Well, with two babes-in-arms in the pool now, enter the Stearns Puddle Jumper. We saw the “Puddle Jumper” in action a few weeks ago at our good friend Christian’s pool, and absolutely HAD to have one (well, two – the twins will need ’em in a couple years!). The Puddle Jumper is basically a set of foam arm floaties attached together by a wide foam chest strip. The soft fabric cover comes in a variety of colours and designs. The chest strip allows the child to lean forward in the water in an early-swimmer posture, supporting the chest and arms while allowing freedom of movement. Best of all, it doesn’t creep up uncomfortably towards the neck, or tip the kids into a vertical bob like a life jacket would.
A quick trip to Canadian Tire later, I had two Pink Penguin Puddle Jumpers in hand (how’s that for alliteration??) and we were off and running. We paid $19.95 (Cdn) on sale, but MSRP said $34.95.
Here are our results:
Into the water she goes!
Playing "Shark and Mermaid" with Daddy (is that the aquatic version of cops and robbers?)
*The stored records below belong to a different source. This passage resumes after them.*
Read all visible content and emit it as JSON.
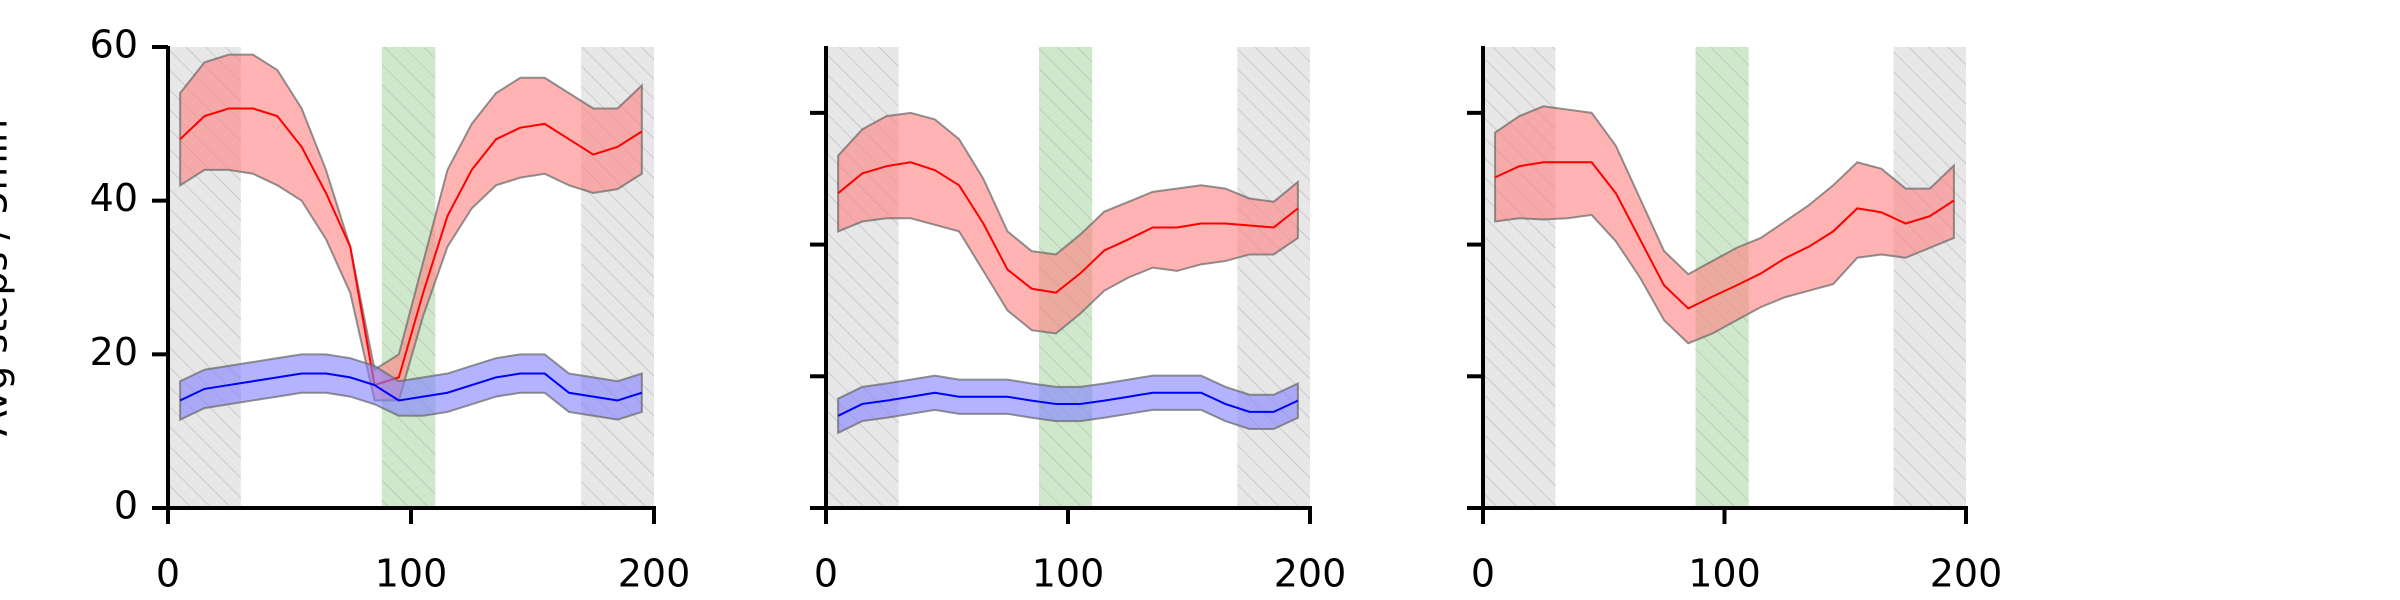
{
  "chart_data": [
    {
      "type": "band-line",
      "ylabel": "Avg steps / 5min",
      "show_ytick_labels": true,
      "xlim": [
        0,
        200
      ],
      "xticks": [
        0,
        100,
        200
      ],
      "ylim": [
        0,
        60
      ],
      "yticks": [
        0,
        20,
        40,
        60
      ],
      "shaded_spans": [
        {
          "x": [
            0,
            30
          ],
          "color": "#d3d3d3"
        },
        {
          "x": [
            88,
            110
          ],
          "color": "#a8d5a2"
        },
        {
          "x": [
            170,
            200
          ],
          "color": "#d3d3d3"
        }
      ],
      "x": [
        5,
        15,
        25,
        35,
        45,
        55,
        65,
        75,
        85,
        95,
        105,
        115,
        125,
        135,
        145,
        155,
        165,
        175,
        185,
        195
      ],
      "series": [
        {
          "color": "#ff0000",
          "band_color": "#ff8080",
          "values": [
            48,
            51,
            52,
            52,
            51,
            47,
            41,
            34,
            16,
            17,
            28,
            38,
            44,
            48,
            49.5,
            50,
            48,
            46,
            47,
            49
          ],
          "lower": [
            42,
            44,
            44,
            43.5,
            42,
            40,
            35,
            28,
            14,
            14,
            25,
            34,
            39,
            42,
            43,
            43.5,
            42,
            41,
            41.5,
            43.5
          ],
          "upper": [
            54,
            58,
            59,
            59,
            57,
            52,
            44,
            34,
            18,
            20,
            32,
            44,
            50,
            54,
            56,
            56,
            54,
            52,
            52,
            55
          ]
        },
        {
          "color": "#0000ff",
          "band_color": "#8080ff",
          "values": [
            14,
            15.5,
            16,
            16.5,
            17,
            17.5,
            17.5,
            17,
            16,
            14,
            14.5,
            15,
            16,
            17,
            17.5,
            17.5,
            15,
            14.5,
            14,
            15
          ],
          "lower": [
            11.5,
            13,
            13.5,
            14,
            14.5,
            15,
            15,
            14.5,
            13.5,
            12,
            12,
            12.5,
            13.5,
            14.5,
            15,
            15,
            12.5,
            12,
            11.5,
            12.5
          ],
          "upper": [
            16.5,
            18,
            18.5,
            19,
            19.5,
            20,
            20,
            19.5,
            18.5,
            16.5,
            17,
            17.5,
            18.5,
            19.5,
            20,
            20,
            17.5,
            17,
            16.5,
            17.5
          ]
        }
      ]
    },
    {
      "type": "band-line",
      "show_ytick_labels": false,
      "xlim": [
        0,
        200
      ],
      "xticks": [
        0,
        100,
        200
      ],
      "ylim": [
        0,
        70
      ],
      "yticks": [
        0,
        20,
        40,
        60
      ],
      "shaded_spans": [
        {
          "x": [
            0,
            30
          ],
          "color": "#d3d3d3"
        },
        {
          "x": [
            88,
            110
          ],
          "color": "#a8d5a2"
        },
        {
          "x": [
            170,
            200
          ],
          "color": "#d3d3d3"
        }
      ],
      "x": [
        5,
        15,
        25,
        35,
        45,
        55,
        65,
        75,
        85,
        95,
        105,
        115,
        125,
        135,
        145,
        155,
        165,
        175,
        185,
        195
      ],
      "series": [
        {
          "color": "#ff0000",
          "band_color": "#ff8080",
          "values": [
            47.8,
            50.8,
            51.9,
            52.5,
            51.3,
            49,
            43.2,
            36.2,
            33.3,
            32.7,
            35.6,
            39.1,
            40.8,
            42.6,
            42.6,
            43.2,
            43.2,
            42.9,
            42.6,
            45.5
          ],
          "lower": [
            42,
            43.5,
            44,
            44,
            43,
            42,
            36,
            30,
            27,
            26.5,
            29.5,
            33,
            35,
            36.5,
            36,
            37,
            37.5,
            38.5,
            38.5,
            41
          ],
          "upper": [
            53.5,
            57.5,
            59.5,
            60,
            59,
            56,
            50,
            42,
            39,
            38.5,
            41.5,
            45,
            46.5,
            48,
            48.5,
            49,
            48.5,
            47,
            46.5,
            49.5
          ]
        },
        {
          "color": "#0000ff",
          "band_color": "#8080ff",
          "values": [
            14,
            15.8,
            16.3,
            16.9,
            17.5,
            16.9,
            16.9,
            16.9,
            16.3,
            15.8,
            15.8,
            16.3,
            16.9,
            17.5,
            17.5,
            17.5,
            15.8,
            14.6,
            14.6,
            16.3
          ],
          "lower": [
            11.4,
            13.2,
            13.7,
            14.3,
            14.9,
            14.3,
            14.3,
            14.3,
            13.7,
            13.2,
            13.2,
            13.7,
            14.3,
            14.9,
            14.9,
            14.9,
            13.2,
            12,
            12,
            13.7
          ],
          "upper": [
            16.6,
            18.4,
            18.9,
            19.5,
            20.1,
            19.5,
            19.5,
            19.5,
            18.9,
            18.4,
            18.4,
            18.9,
            19.5,
            20.1,
            20.1,
            20.1,
            18.4,
            17.2,
            17.2,
            18.9
          ]
        }
      ]
    },
    {
      "type": "band-line",
      "show_ytick_labels": false,
      "xlim": [
        0,
        200
      ],
      "xticks": [
        0,
        100,
        200
      ],
      "ylim": [
        0,
        70
      ],
      "yticks": [
        0,
        20,
        40,
        60
      ],
      "shaded_spans": [
        {
          "x": [
            0,
            30
          ],
          "color": "#d3d3d3"
        },
        {
          "x": [
            88,
            110
          ],
          "color": "#a8d5a2"
        },
        {
          "x": [
            170,
            200
          ],
          "color": "#d3d3d3"
        }
      ],
      "x": [
        5,
        15,
        25,
        35,
        45,
        55,
        65,
        75,
        85,
        95,
        105,
        115,
        125,
        135,
        145,
        155,
        165,
        175,
        185,
        195
      ],
      "series": [
        {
          "color": "#ff0000",
          "band_color": "#ff8080",
          "values": [
            50.2,
            51.9,
            52.5,
            52.5,
            52.5,
            47.8,
            40.8,
            33.8,
            30.3,
            32.1,
            33.8,
            35.6,
            37.9,
            39.7,
            42,
            45.5,
            44.9,
            43.2,
            44.3,
            46.7
          ],
          "lower": [
            43.5,
            44,
            43.8,
            44,
            44.5,
            40.5,
            35,
            28.5,
            25,
            26.5,
            28.5,
            30.5,
            32,
            33,
            34,
            38,
            38.5,
            38,
            39.5,
            41
          ],
          "upper": [
            57,
            59.5,
            61,
            60.5,
            60,
            55,
            47,
            39,
            35.5,
            37.5,
            39.5,
            41,
            43.5,
            46,
            49,
            52.5,
            51.5,
            48.5,
            48.5,
            52
          ]
        }
      ]
    }
  ]
}
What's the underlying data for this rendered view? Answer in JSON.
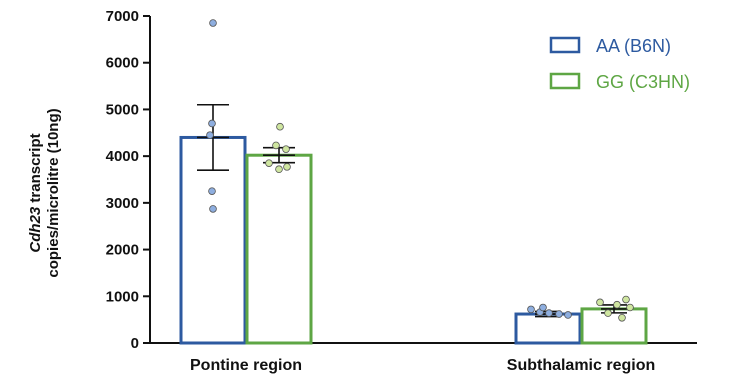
{
  "chart_data": {
    "type": "bar",
    "categories": [
      "Pontine region",
      "Subthalamic region"
    ],
    "ylim": [
      0,
      7000
    ],
    "yticks": [
      0,
      1000,
      2000,
      3000,
      4000,
      5000,
      6000,
      7000
    ],
    "ylabel_lines": [
      {
        "italic": "Cdh23",
        "rest": " transcript"
      },
      {
        "italic": "",
        "rest": "copies/microlitre (10ng)"
      }
    ],
    "legend_position": "top-right",
    "series": [
      {
        "name": "AA (B6N)",
        "color": "#2d5aa0",
        "point_fill": "#8eaedf",
        "values": [
          4400,
          620
        ],
        "error": [
          700,
          55
        ],
        "points": [
          [
            6850,
            4700,
            4450,
            3250,
            2870
          ],
          [
            720,
            660,
            640,
            620,
            600,
            760
          ]
        ]
      },
      {
        "name": "GG (C3HN)",
        "color": "#5ea644",
        "point_fill": "#cfe6a0",
        "values": [
          4020,
          730
        ],
        "error": [
          160,
          85
        ],
        "points": [
          [
            4630,
            4230,
            4150,
            3850,
            3770,
            3720
          ],
          [
            930,
            870,
            820,
            760,
            640,
            540
          ]
        ]
      }
    ]
  }
}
On her own in the deep end (never out of adult reach, of course!)
Giving me a chance to swim with the babies!
Finally! Someone perfected the toddler “swim aid”, so we now can choose the perfect tool for the task, leaving bulky lifejackets for what they do best: life-saving.
I was not compensated in any way for this review, it is simply a product we purchased, are pleased with and wanted to share with our friends.